Why would we do such a crazy thing? Lots of great reasons!
Republican turnout has sucked, and appears to be getting worse by the contest. Unlike the 2008 Democratic primaries, which helped President Barack Obama and the Democrats to build a national organization, the GOP is an organizational disaster, with waning voter interest. That means that it takes fewer votes to have an impact than if Republican turnout was maxed out.
Several of the contests have produced razor-thin margins of victory. Rick Santorum won Iowa by 34 votes, Mitt Romney “won” Maine by 194 votes. It won’t take many of us to swing contests the way we want them to swing.
The longer this GOP primary drags on, the better the numbers for Team Blue. Not only is President Barack Obama rising in comparison to the clowns in the GOP field, but GOP intensity is down—which would have repercussions all the way down the ballot.

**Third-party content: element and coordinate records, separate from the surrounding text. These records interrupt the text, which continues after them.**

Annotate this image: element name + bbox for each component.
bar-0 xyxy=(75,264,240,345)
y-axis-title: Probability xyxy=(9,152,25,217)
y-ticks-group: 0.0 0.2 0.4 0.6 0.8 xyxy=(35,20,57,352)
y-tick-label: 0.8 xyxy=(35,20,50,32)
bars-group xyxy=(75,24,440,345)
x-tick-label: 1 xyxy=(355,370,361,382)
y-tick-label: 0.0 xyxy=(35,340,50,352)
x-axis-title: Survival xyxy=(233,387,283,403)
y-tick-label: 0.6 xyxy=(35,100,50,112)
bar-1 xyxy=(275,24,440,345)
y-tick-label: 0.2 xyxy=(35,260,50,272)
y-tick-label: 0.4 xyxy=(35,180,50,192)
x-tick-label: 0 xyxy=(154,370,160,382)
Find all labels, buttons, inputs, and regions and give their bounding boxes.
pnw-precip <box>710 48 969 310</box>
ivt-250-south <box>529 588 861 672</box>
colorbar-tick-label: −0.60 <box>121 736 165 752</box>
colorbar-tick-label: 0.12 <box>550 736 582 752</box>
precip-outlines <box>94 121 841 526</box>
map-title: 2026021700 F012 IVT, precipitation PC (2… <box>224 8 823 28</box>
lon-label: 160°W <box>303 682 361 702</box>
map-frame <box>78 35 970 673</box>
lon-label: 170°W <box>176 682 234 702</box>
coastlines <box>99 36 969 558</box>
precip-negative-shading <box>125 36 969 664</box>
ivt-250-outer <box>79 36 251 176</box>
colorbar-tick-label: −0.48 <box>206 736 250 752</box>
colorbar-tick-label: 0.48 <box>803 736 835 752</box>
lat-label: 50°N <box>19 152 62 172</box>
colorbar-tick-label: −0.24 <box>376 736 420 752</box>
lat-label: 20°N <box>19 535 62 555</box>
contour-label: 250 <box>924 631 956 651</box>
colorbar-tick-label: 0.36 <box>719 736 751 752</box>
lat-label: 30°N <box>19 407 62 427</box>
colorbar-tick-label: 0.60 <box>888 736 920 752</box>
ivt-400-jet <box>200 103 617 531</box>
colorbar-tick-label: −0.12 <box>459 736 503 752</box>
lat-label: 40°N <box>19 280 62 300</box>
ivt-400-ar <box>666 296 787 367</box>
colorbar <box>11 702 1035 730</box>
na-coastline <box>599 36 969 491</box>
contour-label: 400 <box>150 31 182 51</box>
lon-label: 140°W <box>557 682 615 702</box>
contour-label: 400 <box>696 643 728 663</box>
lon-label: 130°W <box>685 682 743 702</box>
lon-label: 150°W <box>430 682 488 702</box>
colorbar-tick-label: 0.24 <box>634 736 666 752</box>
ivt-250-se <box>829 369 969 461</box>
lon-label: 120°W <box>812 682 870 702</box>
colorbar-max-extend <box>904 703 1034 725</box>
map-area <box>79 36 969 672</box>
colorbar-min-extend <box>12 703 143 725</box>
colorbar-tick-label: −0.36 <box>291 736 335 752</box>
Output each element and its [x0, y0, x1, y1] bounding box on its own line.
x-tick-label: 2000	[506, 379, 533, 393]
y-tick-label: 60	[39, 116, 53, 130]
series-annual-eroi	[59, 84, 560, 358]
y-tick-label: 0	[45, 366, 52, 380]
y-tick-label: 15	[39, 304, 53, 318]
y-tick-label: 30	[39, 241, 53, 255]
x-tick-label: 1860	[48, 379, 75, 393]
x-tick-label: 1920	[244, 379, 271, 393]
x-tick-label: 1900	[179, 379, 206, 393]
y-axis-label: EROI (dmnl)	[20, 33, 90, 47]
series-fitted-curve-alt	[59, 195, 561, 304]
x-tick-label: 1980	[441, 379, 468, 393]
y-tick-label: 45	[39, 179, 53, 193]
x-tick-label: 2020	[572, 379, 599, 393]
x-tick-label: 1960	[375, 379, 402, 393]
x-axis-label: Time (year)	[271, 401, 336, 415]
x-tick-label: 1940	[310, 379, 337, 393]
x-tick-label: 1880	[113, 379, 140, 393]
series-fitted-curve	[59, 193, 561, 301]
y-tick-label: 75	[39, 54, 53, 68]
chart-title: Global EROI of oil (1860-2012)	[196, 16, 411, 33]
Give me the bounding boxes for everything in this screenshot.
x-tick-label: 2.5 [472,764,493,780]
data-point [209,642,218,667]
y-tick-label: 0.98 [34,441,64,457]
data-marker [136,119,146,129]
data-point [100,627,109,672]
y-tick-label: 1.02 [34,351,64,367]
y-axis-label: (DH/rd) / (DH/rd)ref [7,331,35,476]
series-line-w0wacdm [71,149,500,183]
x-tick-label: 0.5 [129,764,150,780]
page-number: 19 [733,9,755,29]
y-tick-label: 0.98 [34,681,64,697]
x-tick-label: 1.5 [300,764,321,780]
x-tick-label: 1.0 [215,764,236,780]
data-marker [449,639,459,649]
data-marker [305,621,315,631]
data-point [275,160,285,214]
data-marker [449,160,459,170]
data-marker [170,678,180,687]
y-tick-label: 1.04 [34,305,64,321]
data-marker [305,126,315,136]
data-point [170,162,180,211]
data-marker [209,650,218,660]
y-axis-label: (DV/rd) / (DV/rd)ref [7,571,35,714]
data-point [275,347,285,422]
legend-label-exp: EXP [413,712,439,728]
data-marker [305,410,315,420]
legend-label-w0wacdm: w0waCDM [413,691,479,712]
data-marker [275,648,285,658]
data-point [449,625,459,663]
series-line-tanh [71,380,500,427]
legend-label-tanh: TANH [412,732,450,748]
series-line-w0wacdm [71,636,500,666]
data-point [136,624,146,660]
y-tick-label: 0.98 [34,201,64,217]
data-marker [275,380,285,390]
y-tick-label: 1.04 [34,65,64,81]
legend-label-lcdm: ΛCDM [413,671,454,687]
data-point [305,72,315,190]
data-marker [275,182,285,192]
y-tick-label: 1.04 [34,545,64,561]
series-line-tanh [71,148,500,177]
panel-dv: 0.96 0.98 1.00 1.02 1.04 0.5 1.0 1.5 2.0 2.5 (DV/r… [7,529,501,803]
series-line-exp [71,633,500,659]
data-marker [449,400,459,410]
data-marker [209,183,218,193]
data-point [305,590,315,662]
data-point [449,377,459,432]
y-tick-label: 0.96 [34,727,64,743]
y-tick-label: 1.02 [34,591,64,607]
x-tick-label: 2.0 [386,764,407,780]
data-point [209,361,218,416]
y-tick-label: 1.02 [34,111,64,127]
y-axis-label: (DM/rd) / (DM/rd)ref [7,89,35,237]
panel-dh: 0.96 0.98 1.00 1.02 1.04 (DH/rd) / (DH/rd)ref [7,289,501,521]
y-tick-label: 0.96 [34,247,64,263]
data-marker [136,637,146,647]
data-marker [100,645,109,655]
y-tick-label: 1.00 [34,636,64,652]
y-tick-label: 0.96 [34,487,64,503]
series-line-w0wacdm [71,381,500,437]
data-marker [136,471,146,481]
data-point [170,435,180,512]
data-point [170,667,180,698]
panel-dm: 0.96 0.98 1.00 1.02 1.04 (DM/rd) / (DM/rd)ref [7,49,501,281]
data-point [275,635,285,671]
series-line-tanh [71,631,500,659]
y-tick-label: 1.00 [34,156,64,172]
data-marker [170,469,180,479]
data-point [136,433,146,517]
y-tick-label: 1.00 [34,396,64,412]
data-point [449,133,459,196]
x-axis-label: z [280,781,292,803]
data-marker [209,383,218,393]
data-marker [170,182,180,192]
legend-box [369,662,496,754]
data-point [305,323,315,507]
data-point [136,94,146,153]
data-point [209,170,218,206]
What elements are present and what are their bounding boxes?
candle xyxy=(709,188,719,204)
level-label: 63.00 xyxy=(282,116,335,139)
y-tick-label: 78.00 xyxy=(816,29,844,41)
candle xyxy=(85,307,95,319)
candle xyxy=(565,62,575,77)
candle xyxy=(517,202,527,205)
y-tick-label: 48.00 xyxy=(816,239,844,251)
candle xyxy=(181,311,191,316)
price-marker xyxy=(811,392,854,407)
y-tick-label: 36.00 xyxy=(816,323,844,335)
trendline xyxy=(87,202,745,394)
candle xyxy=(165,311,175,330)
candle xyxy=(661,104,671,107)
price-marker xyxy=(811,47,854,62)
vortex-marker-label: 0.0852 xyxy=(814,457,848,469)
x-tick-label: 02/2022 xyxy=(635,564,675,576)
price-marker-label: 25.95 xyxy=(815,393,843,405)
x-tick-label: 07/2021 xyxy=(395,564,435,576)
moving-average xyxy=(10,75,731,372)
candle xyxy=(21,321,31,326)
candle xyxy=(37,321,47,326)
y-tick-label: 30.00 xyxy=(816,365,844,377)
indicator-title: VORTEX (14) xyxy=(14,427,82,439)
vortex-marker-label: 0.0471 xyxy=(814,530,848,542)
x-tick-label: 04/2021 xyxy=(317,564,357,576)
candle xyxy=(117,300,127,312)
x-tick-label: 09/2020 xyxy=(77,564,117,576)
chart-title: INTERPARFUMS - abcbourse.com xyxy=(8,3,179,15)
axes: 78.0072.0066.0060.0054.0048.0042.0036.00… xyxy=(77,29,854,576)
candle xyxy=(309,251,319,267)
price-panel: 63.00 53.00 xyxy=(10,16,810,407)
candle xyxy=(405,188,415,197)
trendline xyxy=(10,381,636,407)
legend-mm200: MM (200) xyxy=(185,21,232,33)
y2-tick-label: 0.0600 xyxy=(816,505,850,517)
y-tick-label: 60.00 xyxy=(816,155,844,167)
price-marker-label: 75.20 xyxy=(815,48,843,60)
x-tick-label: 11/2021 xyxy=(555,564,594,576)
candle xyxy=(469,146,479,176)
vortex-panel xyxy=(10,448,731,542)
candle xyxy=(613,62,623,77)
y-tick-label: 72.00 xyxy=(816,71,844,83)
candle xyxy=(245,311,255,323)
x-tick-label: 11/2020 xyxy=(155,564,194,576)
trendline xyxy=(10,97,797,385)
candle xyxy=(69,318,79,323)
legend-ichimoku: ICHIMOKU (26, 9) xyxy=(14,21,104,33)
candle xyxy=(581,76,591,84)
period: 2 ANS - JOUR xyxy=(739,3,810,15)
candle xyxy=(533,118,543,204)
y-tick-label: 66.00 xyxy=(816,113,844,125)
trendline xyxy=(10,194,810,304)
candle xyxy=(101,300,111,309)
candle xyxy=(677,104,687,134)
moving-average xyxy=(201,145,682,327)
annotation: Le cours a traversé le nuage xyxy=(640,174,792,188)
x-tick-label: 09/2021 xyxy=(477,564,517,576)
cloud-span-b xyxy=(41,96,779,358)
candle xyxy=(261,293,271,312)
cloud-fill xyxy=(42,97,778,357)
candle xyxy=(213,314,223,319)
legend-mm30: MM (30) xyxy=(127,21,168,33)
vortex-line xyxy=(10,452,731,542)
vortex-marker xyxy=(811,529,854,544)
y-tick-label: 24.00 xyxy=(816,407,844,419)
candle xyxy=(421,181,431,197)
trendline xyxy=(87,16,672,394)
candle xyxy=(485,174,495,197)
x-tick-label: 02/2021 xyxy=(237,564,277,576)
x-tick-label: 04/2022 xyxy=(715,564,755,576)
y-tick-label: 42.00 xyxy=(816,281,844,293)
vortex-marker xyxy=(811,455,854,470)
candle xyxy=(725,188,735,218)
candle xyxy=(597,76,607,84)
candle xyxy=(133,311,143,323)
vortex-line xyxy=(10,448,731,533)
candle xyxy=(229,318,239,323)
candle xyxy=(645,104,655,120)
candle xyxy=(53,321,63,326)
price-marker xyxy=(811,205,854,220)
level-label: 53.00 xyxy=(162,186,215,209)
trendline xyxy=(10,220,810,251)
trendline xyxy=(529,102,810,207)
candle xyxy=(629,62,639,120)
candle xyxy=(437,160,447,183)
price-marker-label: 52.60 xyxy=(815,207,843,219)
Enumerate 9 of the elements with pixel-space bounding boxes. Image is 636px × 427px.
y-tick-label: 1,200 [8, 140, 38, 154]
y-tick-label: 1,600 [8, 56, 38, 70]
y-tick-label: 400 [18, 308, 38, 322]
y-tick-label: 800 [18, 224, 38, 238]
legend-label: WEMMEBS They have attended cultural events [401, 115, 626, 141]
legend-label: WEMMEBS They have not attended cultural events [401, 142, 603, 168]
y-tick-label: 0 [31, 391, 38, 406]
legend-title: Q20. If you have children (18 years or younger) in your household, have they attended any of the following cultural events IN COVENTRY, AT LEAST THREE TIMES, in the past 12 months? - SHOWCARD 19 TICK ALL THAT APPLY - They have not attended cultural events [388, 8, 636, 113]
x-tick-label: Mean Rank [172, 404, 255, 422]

The longer this thing drags out, the more unpopular the Republican presidential pretenders become. Just look at Mitt Romney’s trajectory, which followed Herman Cain’s trajectory, and Newt Gingrich’s trajectory, and Michelle Bachmann’s trajectory, and so on.
Their choice, of course, is Santorum, since he’s easier to demagogue on social issues and more poorly funded than Romney is. The first target: The increasingly important state of Michigan, which has an open primary. Rush pioneered this idea four years ago to drag out the Democratic primary by boosting Hillary when it seemed Obama had the Democratic nomination locked up. It might or might not have helped her; there’s some reason to believe that it did but no way to know for sure since Hillary was viewed as the slightly more conservative candidate head to head with O. She was more overtly hawkish than he was at the time (although that distinction has since faded) and she had the centrist cred Bill earned from welfare reform to make her arguably more appealing to moderates than Obama was. As such, it could be that Republicans were crossing over for her on the merits, because they thought she’d govern more like a third-way Democrat than Obama would if elected. We’ll have the same problem deciphering the results in Michigan if Santorum wins. Revisit the data I posted earlier from the CNN poll; RS is by far a more blue-collar populist candidate than Romney is. If he wins Michigan with help from Democrats, is that simple mischief-making by the left or rural, more socially conservative Democrats responding to a Republican who seems to understand the working class a lot better than Romney does?
Exit question: Why do we have open primaries again, anyway? Is there any reason to believe that the independent voters they attract remain loyal to the party in the general election?